The U.K. government believes it has the right to spy on any British citizens’ Internet activity that takes place on U.S.-based platforms, including Google, Facebook, Twitter, and YouTube, newly released documents reveal.
Release of a detailed defense of British intelligence agency GCHQ‘s activities, compiled by British director-general of the Office for Security and Counter Terrorism Charles Farr, comes ahead of a legal challenge of the activities of the U.K. agency by Privacy International, Amnesty International, Liberty and other civil liberties organizations.
Under Britain’s Regulation of Investigatory Powers Act (RIPA), an individual warrant is required for the interception of all “internal communications,” or communications that take place within U.K. borders. To receive an individual warrant, which targets a single person or address, law enforcement must have substantiated suspicions of illegal activity. However, by classifying activity on sites like Google and Facebook, whose data centres are based in the U.S., as “external,” the U.K. government claims a legal justification for carrying out mass surveillance, even when there’s no suspicion of wrongdoing.
While the legal authority does not include emails sent from one U.K. user to another—even if it passes temporarily through American data centers—it does include anything stored “externally”, whether that’s Google searches, Facebook posts, or tweets.
Given the volume of messages sent online, Farr argues that blanket surveillance is the only viable option for collecting intelligence:
“The only practical way in which the government can ensure that it is able to obtain at least a fraction of the type of communication in which it is interested is to provide for the interception of a large volume of communications and the subsequent selection of a small fraction of those communications for examination by the application of relevant sectors.”
This is the first legal defense of the U.K. government’s surveillance programs, originally revealed by former National Security Agency contractor-turned-whistleblower Edward Snowden a year ago. Privacy International has lodged a formal legal challenge against GCHQ’s activities, describing it as “incompatible with democratic principles and human rights standards.” The case is set to be heard next month.
The Farr document also refuses to formally confirm or deny the “alleged” TEMPORA program, detailed in previous Snowden revelations and said to be similar in nature to the PRISM program operated by the NSA.
Due to apparent security risks, it “has been the policy of successive U.K. governments to neither confirm nor deny who they may or may not be monitoring… Similarly, the neither confirm nor deny principle has been applied to the truth of claims about the operational activities of the Intelligence Services, including in particular intelligence-gathering capabilities and techniques,” the document reads.
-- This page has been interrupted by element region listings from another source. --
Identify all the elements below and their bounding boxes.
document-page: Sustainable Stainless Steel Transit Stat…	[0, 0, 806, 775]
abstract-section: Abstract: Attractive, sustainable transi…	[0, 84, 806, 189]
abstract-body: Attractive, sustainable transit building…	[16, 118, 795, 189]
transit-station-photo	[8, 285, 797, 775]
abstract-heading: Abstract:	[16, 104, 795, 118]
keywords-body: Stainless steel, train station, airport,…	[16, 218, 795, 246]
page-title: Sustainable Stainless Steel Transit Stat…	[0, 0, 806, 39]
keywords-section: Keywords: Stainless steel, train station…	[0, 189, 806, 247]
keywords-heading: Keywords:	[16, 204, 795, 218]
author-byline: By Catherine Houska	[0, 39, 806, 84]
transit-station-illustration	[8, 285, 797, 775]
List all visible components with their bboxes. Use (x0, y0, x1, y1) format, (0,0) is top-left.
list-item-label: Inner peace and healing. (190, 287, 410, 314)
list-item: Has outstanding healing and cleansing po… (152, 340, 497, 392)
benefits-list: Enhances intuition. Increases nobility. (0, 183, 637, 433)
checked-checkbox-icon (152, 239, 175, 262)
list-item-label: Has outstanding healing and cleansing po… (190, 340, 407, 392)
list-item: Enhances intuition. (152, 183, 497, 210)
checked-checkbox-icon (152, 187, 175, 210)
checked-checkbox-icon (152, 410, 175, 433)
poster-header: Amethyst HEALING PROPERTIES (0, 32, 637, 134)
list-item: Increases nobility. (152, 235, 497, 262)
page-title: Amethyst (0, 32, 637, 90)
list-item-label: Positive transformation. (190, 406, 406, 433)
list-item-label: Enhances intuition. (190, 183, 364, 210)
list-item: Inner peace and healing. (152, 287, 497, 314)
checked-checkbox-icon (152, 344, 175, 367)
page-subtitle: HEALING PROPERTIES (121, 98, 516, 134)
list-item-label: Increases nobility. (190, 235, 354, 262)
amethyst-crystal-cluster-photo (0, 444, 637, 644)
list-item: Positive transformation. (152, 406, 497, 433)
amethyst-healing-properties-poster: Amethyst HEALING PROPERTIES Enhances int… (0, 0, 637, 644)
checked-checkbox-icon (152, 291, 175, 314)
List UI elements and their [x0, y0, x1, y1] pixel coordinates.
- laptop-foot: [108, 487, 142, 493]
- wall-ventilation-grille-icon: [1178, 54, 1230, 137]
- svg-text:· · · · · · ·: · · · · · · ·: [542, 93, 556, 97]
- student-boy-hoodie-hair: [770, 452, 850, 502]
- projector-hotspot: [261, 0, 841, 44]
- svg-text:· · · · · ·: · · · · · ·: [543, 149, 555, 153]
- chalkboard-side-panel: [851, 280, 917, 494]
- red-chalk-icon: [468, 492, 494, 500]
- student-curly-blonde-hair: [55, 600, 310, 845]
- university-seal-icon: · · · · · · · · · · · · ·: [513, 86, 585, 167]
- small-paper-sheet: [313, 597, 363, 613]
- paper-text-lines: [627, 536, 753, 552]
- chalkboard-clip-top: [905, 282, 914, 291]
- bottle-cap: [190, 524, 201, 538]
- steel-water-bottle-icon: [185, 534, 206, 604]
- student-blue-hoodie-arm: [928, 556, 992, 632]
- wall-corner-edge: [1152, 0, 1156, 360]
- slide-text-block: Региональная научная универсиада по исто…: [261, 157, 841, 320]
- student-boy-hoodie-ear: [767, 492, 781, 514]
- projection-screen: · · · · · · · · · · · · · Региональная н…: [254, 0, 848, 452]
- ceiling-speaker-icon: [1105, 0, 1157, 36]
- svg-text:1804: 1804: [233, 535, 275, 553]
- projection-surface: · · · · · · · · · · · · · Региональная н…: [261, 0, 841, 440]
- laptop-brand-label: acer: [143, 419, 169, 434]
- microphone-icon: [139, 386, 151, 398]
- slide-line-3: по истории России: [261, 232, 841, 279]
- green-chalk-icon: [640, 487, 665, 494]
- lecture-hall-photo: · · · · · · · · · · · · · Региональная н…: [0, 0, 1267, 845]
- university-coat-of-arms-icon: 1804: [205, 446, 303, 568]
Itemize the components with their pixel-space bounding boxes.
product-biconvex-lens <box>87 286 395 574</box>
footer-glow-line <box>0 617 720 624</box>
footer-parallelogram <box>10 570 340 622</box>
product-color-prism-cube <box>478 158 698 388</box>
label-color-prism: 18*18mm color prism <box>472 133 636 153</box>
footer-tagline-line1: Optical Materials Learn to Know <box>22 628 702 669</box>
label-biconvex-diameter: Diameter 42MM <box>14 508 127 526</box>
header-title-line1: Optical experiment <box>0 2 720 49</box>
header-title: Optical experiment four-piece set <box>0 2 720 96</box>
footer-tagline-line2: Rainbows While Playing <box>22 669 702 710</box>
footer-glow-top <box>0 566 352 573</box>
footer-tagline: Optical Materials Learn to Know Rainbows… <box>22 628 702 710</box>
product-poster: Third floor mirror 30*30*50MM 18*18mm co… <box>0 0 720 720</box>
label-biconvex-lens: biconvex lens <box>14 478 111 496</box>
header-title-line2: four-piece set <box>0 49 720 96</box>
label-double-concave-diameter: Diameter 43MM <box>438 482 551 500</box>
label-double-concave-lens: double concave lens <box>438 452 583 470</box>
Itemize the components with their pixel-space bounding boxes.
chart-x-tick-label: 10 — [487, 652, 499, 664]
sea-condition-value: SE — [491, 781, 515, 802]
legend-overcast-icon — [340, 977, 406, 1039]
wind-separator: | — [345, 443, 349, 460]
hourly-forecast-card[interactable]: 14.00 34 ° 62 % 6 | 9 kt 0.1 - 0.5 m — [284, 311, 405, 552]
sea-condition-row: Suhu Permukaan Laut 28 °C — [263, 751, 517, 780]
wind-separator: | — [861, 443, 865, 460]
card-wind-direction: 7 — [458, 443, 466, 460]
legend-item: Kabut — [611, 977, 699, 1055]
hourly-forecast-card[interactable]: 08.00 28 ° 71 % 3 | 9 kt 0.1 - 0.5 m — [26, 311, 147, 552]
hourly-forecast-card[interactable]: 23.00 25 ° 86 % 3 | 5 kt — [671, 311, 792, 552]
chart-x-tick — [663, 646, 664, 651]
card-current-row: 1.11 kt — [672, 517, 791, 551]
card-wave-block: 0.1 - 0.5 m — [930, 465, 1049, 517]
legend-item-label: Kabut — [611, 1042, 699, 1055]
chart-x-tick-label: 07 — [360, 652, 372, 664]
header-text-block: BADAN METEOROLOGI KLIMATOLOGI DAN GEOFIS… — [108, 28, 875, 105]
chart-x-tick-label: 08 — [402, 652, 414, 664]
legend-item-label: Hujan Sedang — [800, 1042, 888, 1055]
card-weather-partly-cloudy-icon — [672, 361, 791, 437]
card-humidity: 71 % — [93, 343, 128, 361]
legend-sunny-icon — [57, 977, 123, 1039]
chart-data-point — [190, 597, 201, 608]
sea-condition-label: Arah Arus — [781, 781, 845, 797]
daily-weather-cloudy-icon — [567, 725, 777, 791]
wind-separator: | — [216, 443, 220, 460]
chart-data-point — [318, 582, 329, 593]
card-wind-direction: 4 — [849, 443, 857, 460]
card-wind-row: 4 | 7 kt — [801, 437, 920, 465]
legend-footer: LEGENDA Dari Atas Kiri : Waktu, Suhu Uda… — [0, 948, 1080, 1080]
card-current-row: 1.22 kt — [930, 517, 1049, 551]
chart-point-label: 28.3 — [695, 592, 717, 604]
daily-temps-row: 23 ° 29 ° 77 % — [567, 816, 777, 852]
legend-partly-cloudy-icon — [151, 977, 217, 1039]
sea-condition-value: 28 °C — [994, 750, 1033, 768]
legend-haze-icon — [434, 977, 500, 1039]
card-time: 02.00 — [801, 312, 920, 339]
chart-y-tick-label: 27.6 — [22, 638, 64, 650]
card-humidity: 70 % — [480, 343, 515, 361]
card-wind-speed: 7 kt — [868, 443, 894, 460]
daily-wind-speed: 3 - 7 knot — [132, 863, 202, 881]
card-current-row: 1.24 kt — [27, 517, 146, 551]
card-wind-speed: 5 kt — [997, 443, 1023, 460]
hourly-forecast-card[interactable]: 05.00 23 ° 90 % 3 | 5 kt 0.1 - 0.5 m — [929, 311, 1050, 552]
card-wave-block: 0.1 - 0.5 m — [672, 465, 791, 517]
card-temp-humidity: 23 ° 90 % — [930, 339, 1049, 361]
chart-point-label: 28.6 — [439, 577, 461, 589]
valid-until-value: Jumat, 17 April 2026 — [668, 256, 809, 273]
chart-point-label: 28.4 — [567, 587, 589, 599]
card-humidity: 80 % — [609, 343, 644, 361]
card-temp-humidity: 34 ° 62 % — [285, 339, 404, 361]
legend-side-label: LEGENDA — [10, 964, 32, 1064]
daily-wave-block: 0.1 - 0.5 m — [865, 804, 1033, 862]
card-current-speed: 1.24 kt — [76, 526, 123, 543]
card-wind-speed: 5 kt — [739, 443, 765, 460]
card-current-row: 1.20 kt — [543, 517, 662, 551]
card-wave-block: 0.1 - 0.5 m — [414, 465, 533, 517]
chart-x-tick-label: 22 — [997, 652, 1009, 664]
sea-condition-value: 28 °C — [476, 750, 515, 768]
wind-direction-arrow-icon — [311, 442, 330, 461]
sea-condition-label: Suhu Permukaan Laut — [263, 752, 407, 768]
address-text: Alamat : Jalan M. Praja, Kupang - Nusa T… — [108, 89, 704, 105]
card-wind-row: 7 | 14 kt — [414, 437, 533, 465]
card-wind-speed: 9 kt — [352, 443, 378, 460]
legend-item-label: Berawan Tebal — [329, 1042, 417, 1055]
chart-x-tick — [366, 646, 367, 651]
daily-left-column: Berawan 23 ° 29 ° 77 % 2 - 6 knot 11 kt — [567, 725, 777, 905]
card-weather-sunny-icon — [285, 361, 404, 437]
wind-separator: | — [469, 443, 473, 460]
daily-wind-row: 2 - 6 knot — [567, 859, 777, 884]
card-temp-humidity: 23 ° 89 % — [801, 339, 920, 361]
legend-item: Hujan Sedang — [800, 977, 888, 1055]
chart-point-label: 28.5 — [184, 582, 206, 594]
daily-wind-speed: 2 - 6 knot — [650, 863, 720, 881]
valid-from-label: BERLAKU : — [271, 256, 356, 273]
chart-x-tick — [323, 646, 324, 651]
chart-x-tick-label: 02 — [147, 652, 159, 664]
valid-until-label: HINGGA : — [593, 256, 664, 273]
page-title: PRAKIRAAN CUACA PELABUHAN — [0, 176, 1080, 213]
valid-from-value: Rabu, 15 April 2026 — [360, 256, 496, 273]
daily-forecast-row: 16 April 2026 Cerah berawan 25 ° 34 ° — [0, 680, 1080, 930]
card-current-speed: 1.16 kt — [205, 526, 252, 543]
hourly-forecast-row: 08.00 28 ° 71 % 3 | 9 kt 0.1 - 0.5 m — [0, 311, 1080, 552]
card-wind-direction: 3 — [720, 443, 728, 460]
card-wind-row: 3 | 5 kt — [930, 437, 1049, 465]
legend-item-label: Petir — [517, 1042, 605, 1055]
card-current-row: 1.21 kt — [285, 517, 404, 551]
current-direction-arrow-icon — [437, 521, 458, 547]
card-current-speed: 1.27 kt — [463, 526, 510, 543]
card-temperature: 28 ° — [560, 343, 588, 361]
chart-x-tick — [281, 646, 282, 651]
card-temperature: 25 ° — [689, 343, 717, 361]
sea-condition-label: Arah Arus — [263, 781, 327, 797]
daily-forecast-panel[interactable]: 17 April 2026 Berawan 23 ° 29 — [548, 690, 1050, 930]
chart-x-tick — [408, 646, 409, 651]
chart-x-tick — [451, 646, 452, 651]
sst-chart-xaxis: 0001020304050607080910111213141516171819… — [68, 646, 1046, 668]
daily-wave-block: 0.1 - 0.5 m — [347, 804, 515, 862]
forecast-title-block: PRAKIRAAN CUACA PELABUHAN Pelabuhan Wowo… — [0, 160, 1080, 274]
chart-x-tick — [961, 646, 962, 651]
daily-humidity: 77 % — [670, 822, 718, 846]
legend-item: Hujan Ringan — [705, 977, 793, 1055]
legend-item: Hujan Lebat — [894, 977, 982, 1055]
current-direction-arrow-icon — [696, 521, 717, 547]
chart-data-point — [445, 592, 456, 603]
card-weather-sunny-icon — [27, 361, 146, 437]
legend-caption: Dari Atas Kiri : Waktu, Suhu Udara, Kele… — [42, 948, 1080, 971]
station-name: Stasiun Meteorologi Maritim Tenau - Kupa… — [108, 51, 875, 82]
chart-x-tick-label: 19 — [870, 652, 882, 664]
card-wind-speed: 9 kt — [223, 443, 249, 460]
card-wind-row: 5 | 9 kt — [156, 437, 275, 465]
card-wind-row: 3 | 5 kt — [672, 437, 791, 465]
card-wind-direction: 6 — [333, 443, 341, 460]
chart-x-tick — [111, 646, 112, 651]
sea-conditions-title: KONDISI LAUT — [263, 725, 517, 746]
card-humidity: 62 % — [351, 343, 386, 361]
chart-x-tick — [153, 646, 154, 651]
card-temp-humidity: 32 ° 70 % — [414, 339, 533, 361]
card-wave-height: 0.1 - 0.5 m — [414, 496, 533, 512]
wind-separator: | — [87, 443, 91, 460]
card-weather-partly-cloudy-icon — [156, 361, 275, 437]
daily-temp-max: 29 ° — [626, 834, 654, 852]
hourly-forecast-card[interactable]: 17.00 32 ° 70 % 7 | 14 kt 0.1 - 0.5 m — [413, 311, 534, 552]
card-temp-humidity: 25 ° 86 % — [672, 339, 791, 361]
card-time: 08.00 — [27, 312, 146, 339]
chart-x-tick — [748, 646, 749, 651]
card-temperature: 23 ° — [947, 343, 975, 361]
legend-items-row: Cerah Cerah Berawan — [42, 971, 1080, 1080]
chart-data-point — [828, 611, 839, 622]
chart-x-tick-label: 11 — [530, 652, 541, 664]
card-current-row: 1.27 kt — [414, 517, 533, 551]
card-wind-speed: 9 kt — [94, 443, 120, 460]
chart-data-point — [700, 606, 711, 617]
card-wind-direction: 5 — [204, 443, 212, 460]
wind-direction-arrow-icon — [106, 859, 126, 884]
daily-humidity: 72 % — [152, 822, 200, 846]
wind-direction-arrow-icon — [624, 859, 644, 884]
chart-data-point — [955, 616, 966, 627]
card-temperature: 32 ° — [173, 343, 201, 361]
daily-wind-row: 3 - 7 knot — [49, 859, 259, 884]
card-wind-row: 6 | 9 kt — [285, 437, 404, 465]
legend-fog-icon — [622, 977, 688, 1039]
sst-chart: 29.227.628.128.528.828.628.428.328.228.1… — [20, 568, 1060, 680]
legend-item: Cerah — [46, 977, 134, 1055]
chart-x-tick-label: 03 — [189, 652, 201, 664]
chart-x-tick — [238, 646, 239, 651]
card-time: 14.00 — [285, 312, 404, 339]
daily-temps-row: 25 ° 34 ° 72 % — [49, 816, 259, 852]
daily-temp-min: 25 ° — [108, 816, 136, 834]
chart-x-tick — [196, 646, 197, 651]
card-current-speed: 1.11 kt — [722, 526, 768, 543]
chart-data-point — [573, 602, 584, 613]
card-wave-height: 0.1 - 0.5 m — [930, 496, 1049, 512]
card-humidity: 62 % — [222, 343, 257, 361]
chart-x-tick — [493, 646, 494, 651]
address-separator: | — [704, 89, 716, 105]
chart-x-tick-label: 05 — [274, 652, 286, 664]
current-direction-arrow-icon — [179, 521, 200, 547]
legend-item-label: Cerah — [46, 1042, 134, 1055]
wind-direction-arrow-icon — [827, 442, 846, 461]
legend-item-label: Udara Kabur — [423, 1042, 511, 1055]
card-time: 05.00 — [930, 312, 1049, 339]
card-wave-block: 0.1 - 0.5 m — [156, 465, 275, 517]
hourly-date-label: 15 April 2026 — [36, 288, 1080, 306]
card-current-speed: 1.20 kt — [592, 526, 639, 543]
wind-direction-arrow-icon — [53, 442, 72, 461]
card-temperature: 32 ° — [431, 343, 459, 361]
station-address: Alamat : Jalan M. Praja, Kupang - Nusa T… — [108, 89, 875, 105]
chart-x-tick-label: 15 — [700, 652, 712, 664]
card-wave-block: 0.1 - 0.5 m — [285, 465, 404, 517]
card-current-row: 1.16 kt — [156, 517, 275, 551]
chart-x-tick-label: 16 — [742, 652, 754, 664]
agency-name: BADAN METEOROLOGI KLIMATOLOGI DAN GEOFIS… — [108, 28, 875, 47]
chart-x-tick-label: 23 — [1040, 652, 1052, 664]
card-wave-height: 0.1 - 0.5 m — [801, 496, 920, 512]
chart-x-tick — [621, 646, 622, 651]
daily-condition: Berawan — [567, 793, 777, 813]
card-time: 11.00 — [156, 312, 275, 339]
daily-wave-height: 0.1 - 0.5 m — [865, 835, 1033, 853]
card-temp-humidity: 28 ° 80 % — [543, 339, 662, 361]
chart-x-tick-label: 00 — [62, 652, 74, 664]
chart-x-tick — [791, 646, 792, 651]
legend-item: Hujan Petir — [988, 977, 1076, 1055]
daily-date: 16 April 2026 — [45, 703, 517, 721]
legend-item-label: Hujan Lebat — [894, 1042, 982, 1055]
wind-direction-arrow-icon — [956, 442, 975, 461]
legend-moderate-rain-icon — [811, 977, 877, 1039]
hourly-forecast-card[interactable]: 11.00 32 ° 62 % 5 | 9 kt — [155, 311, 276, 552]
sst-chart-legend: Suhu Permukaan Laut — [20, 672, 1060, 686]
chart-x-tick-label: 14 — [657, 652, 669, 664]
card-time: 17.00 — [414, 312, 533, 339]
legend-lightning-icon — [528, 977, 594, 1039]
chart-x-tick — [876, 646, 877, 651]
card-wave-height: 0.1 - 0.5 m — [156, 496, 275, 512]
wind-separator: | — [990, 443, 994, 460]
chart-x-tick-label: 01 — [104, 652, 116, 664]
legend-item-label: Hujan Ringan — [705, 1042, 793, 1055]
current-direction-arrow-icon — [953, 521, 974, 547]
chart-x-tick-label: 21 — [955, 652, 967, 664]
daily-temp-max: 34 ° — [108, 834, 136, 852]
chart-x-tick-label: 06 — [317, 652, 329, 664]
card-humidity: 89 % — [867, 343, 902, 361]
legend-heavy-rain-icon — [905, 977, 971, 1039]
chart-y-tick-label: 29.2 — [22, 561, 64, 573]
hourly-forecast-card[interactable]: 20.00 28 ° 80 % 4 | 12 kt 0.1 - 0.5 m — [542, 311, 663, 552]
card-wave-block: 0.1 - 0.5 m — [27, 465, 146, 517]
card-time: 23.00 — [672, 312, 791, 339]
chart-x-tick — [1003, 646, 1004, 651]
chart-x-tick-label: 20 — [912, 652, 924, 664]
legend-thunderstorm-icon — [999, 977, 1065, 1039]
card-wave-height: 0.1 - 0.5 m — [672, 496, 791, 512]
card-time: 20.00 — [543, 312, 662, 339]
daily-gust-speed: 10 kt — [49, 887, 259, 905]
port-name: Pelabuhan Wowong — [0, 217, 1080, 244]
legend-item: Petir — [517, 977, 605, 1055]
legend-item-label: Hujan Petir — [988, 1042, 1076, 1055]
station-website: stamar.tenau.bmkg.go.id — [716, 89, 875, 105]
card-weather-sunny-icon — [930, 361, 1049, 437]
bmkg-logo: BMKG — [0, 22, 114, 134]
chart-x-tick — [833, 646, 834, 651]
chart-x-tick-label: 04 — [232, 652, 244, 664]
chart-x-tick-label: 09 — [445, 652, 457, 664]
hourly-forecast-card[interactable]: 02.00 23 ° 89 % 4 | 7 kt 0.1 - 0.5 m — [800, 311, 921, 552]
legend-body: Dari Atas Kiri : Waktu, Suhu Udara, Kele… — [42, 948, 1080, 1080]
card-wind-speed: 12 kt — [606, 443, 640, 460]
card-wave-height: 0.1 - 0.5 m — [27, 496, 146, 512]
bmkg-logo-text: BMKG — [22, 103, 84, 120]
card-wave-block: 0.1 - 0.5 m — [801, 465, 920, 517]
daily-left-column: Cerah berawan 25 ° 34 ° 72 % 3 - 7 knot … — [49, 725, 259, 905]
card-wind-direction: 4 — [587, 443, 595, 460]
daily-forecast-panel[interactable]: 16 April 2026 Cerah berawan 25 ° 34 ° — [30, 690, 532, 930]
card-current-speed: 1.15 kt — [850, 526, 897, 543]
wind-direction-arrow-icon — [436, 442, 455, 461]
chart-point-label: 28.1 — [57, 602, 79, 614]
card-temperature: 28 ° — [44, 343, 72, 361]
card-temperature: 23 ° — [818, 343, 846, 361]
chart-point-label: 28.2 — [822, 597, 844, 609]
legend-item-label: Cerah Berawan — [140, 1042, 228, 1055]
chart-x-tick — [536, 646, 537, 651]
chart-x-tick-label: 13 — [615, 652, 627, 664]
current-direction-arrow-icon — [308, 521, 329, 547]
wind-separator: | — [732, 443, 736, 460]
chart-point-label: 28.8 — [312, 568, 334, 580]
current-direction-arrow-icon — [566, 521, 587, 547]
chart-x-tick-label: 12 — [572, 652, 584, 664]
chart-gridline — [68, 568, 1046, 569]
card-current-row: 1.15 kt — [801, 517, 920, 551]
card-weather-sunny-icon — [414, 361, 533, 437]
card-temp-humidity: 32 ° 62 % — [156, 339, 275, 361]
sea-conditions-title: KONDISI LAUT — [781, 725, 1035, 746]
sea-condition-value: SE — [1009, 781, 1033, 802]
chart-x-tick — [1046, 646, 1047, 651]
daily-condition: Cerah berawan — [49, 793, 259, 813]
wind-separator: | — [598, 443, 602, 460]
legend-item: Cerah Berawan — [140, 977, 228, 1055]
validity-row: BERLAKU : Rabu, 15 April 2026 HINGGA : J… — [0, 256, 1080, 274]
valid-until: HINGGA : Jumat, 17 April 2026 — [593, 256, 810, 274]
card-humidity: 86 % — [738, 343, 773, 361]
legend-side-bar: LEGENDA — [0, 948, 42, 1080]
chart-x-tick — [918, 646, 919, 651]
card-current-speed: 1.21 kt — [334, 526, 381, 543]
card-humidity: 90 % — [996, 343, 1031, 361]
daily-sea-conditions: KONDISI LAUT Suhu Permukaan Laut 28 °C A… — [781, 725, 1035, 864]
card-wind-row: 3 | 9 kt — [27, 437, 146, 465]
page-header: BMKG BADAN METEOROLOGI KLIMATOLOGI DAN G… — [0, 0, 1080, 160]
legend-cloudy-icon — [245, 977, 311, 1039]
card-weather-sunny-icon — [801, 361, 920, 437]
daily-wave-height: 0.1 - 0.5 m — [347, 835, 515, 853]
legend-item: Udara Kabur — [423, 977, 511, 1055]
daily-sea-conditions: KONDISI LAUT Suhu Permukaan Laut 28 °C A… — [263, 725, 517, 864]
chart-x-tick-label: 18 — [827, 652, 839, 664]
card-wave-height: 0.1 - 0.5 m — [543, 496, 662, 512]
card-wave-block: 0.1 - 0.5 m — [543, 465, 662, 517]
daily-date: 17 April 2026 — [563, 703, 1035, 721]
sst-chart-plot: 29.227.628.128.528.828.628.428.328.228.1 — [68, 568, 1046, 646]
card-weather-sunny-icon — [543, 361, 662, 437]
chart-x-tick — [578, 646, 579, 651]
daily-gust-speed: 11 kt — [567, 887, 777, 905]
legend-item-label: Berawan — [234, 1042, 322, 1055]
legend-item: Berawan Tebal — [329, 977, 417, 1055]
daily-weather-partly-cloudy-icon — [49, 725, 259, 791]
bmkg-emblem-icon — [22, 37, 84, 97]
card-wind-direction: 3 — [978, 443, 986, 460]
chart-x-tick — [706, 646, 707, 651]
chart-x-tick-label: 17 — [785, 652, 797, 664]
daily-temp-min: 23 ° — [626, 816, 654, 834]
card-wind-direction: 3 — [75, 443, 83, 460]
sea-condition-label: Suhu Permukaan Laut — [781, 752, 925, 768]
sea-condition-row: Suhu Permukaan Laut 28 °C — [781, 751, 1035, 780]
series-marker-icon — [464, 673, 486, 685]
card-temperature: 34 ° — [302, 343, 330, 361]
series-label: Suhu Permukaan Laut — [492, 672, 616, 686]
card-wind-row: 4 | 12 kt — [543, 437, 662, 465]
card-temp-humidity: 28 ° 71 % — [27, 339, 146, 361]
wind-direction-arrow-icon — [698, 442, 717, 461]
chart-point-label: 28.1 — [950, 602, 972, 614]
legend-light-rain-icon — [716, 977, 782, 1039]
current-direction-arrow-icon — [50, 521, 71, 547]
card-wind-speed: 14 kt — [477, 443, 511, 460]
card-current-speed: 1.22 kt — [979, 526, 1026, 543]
If such a program did exist, however, Farr believes it would be legal.
Any potential privacy violations are not “active intrusions,” Farr writes, because analysts who intercept and read the communications will subsequently forget about them—a justification dismissed by civil liberty advocates.
“The suggestion that violations of the right to privacy are meaningless if the violator subsequently forgets about it not only offends the fundamental, inalienable nature of human rights, but patronises the British people, who will not accept such a meagre excuse for the loss of their civil liberties,” Eric King, Deputy Director of Privacy International, said in a written statement.
“We always believed that Tempora enables unlawful profiling of people living outside U.K.,” said Shahzad Ahmad, County Director of Bytes for All. “Now we’ve come to learn that GCHQ are also subjecting U.K. residents to this intrusive spying. … Such attempts by established democracies are setting extremely worrisome precedents by repressive regimes all over the world.”